In Domenica in 2014 we stayed with Frank and Caroline in their guest house at Scotts Head on the southern tip of the island - where I had gone with Lindsay a few years before - and where there is a bay with coral reefs that is perfect for snorkeling. Each morning they gave us a bottle of fresh squeezed fruit juice from yet another of their fruit trees that Frank had planted when he returned to the island from England where he was a professional gardener. As always the snorkeling was wonderful, but difficult this time for me because of my medical condition. I couldn't urinate but had to catheter myself thanks to the botched injection of botox into my bladder by my urologist. Kiki is laughing in the photo because of the way we had to escape from the island. The last night there was a terrible tempest that closed all the roads with landslides and we couldn't get past them to go to the airport in our rented jeep. So we hired a little fishing boat to take us, but the guy was dead drunk and the voyage was a riot!
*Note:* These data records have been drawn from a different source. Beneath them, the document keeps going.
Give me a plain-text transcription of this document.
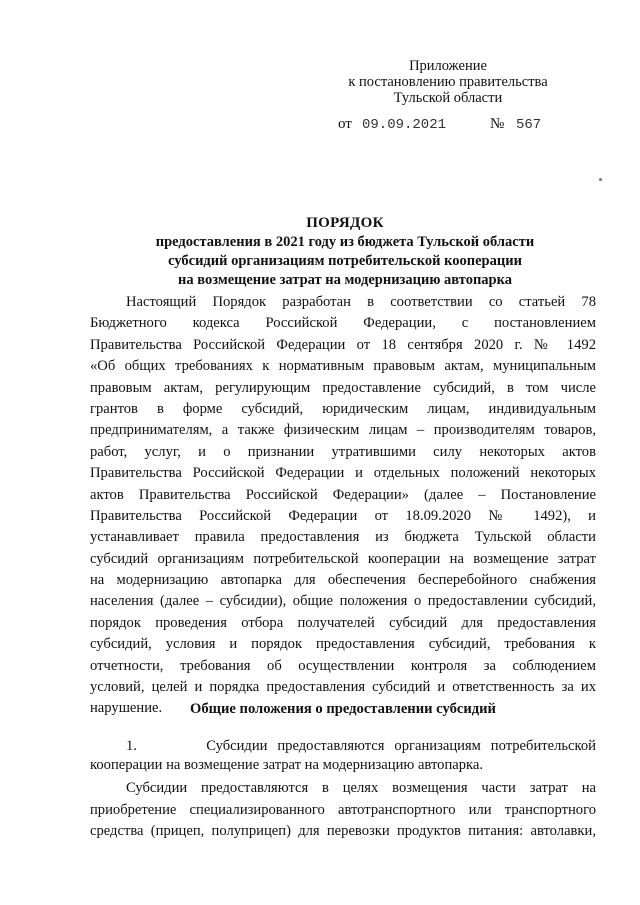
Приложение
к постановлению правительства
Тульской области
от 09.09.2021	№ 567
ПОРЯДОК
предоставления в 2021 году из бюджета Тульской области
субсидий организациям потребительской кооперации
на возмещение затрат на модернизацию автопарка
Настоящий Порядок разработан в соответствии со статьей 78
Бюджетного кодекса Российской Федерации, с постановлением
Правительства Российской Федерации от 18 сентября 2020 г. № 1492
«Об общих требованиях к нормативным правовым актам, муниципальным
правовым актам, регулирующим предоставление субсидий, в том числе
грантов в форме субсидий, юридическим лицам, индивидуальным
предпринимателям, а также физическим лицам – производителям товаров,
работ, услуг, и о признании утратившими силу некоторых актов
Правительства Российской Федерации и отдельных положений некоторых
актов Правительства Российской Федерации» (далее – Постановление
Правительства Российской Федерации от 18.09.2020 № 1492), и
устанавливает правила предоставления из бюджета Тульской области
субсидий организациям потребительской кооперации на возмещение затрат
на модернизацию автопарка для обеспечения бесперебойного снабжения
населения (далее – субсидии), общие положения о предоставлении субсидий,
порядок проведения отбора получателей субсидий для предоставления
субсидий, условия и порядок предоставления субсидий, требования к
отчетности, требования об осуществлении контроля за соблюдением
условий, целей и порядка предоставления субсидий и ответственность за их
нарушение.	Общие положения о предоставлении субсидий
1.	Субсидии предоставляются организациям потребительской
кооперации на возмещение затрат на модернизацию автопарка.
Субсидии предоставляются в целях возмещения части затрат на
приобретение специализированного автотранспортного или транспортного
средства (прицеп, полуприцеп) для перевозки продуктов питания: автолавки,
I cannot fail to describe our trip to South Africa in January/February 2015, coinciding with my participation in the conference on peace tourism organized by Lou D'Amore, and including Enzo as well as me. We visited Capetown, Eshowe (Zululand), the game reserve of Hluhluwe and Soweto/Johannesburg. In Eshowe we went for a day trip with a guide and experienced a typical family and village, including the round ancestors' hut. In Hluhluwe, we stayed in a tent and met lots of rhinoceros, elephants, antelopes, wart hogs, buffalos, a hyena who came for a piece of meat at our barbecue, monkeys and birds who stole our food, and even a couple of lions, one during an unforgettable night safari. Our stay at Lebo's backpackers in Soweto was especially remarkable, although marred by Kiki's terrible attack of sciatica. The suits that you see in the photo were tailor-made for us there, and we are standing next to the little vehicles with which one tours Soweto with an excellent guide. We went to the Apartheid museum and the museum that commemorates the Sharpeville massacre, and, thanks to the help of Nestor, I had an excellent meeting with men who had been in the Mbeke cabinet, and who want to apply culture of peace to pan-africanism.

Our biggest trip in 2016 was to Bogota for the wonderful peace education conference organized by Amada Benavides and including Alicia Cabezudo. A thousand participants, majority youth!

Our biggest trips in 2017 and 2018 were back to Brazil, again hosted by Helena Lourenco. There were any speaking engagements in Santos, including UNIP and Santa Cecilia universities, Rotary, mayor of Santos, as well as a trip up to Pernambuco where we worked with people in Caruaru and Agrestina.

In 2019, we went again, this time with Armand, to the island of Reunion, where we were hosted by the renowned artist Dolaine Courtis and her husband.

World travels were interrupted in 2020 to 2022 by the COVID epidemic but as of 2023 we have plans for Rwanda and Polynesia.